In November 1929, faced with the growing prospects for serious economic reverse, President Herbert Hoover gathered the heads of major American industrial businesses to confer at the White House. Primary on his agenda was wages. For workers, depression was simple. Work was hard to find but more than that what labor might be exchanged would be paid for at a much lower rate.

This was the pernicious final defect of a deflationary depression. The downward spiral would always begin elsewhere, but it was the labor class who paid the final bill.

Hoover, far from the do-nothing history has colored of him, wanted concessions from business leaders that at the very least they wouldn’t take that final step. In his memoirs, the President would later write of the conference:

…to maintain social order and industrial peace…a fundamental view (is) that wages should be maintained for the present…that the available work should be spread by shortening the work week…the industrial representatives expressed major agreement…the same afternoon I conferred with the outstanding labor leaders and secured their adherence to the program…this required the patriotic withdrawal of some wage demands…

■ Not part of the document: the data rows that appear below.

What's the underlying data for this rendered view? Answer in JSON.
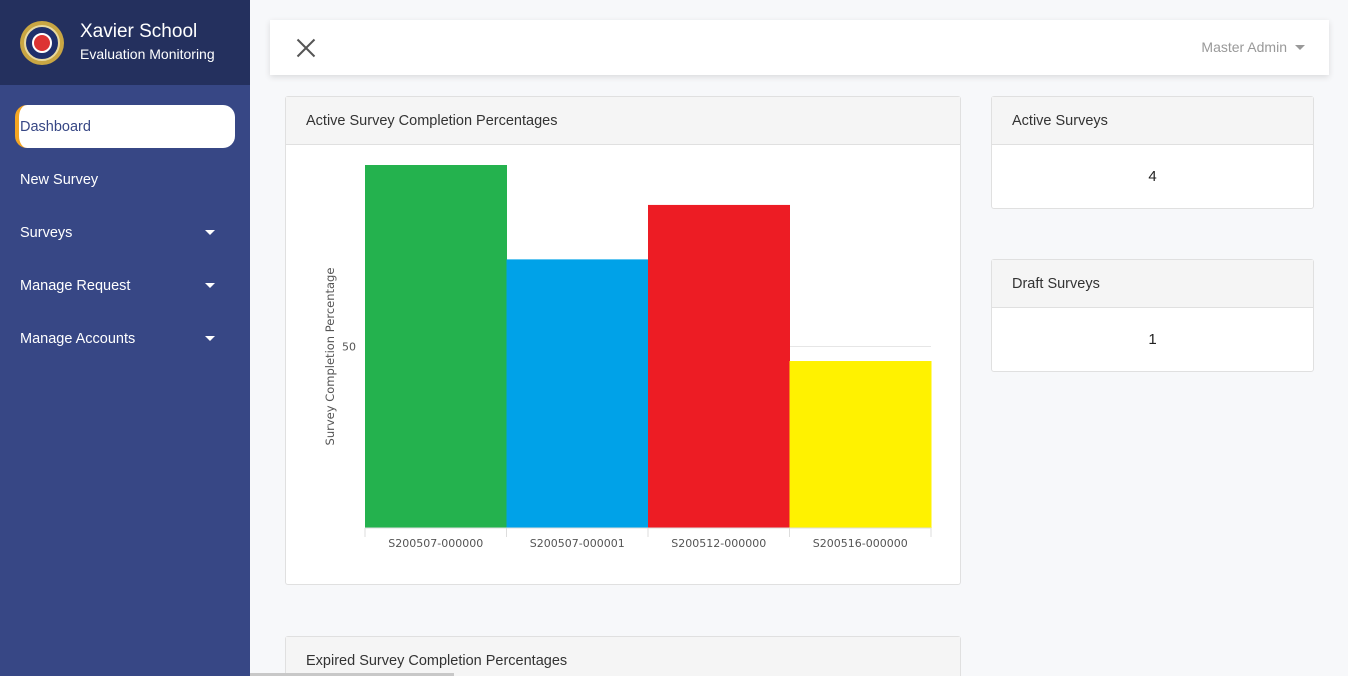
{
  "brand": {
    "title": "Xavier School",
    "subtitle": "Evaluation Monitoring",
    "logo_icon": "school-seal-icon"
  },
  "sidebar": {
    "items": [
      {
        "label": "Dashboard",
        "active": true,
        "has_caret": false
      },
      {
        "label": "New Survey",
        "active": false,
        "has_caret": false
      },
      {
        "label": "Surveys",
        "active": false,
        "has_caret": true
      },
      {
        "label": "Manage Request",
        "active": false,
        "has_caret": true
      },
      {
        "label": "Manage Accounts",
        "active": false,
        "has_caret": true
      }
    ]
  },
  "topbar": {
    "user": "Master Admin"
  },
  "cards": {
    "completion_title": "Active Survey Completion Percentages",
    "expired_title": "Expired Survey Completion Percentages",
    "active_surveys": {
      "title": "Active Surveys",
      "value": "4"
    },
    "draft_surveys": {
      "title": "Draft Surveys",
      "value": "1"
    }
  },
  "chart_data": {
    "type": "bar",
    "categories": [
      "S200507-000000",
      "S200507-000001",
      "S200512-000000",
      "S200516-000000"
    ],
    "values": [
      100,
      74,
      89,
      46
    ],
    "colors": [
      "#24b24e",
      "#00a2e8",
      "#ed1c24",
      "#fff200"
    ],
    "ylabel": "Survey Completion Percentage",
    "yticks": [
      50
    ],
    "ylim": [
      0,
      100
    ],
    "grid": true
  }
}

It was a mutual pledge; businesses wanted some steady assurances knowing full well that depression would mean hardship on every front, including major and even general strikes as they pared back worker costs. The labor side wishing to alleviate some of the pain of downturn agreed to peace if it might mean holding the line on pay rates.

It wasn’t to be, however, as everyone underestimated the looming catastrophe. If Hoover should be blamed it wasn’t that he did nothing it was that he did what everyone else thought needed to be done.

By 1931, it was already too late. Ernest Weir, Chairman of National Steel, in February of that year condemned what had become widespread wage cuts for, in his view, delaying a recovery from the still-somehow unfolding contraction.

…modern thought … is that the standard of wages determines the standard of living.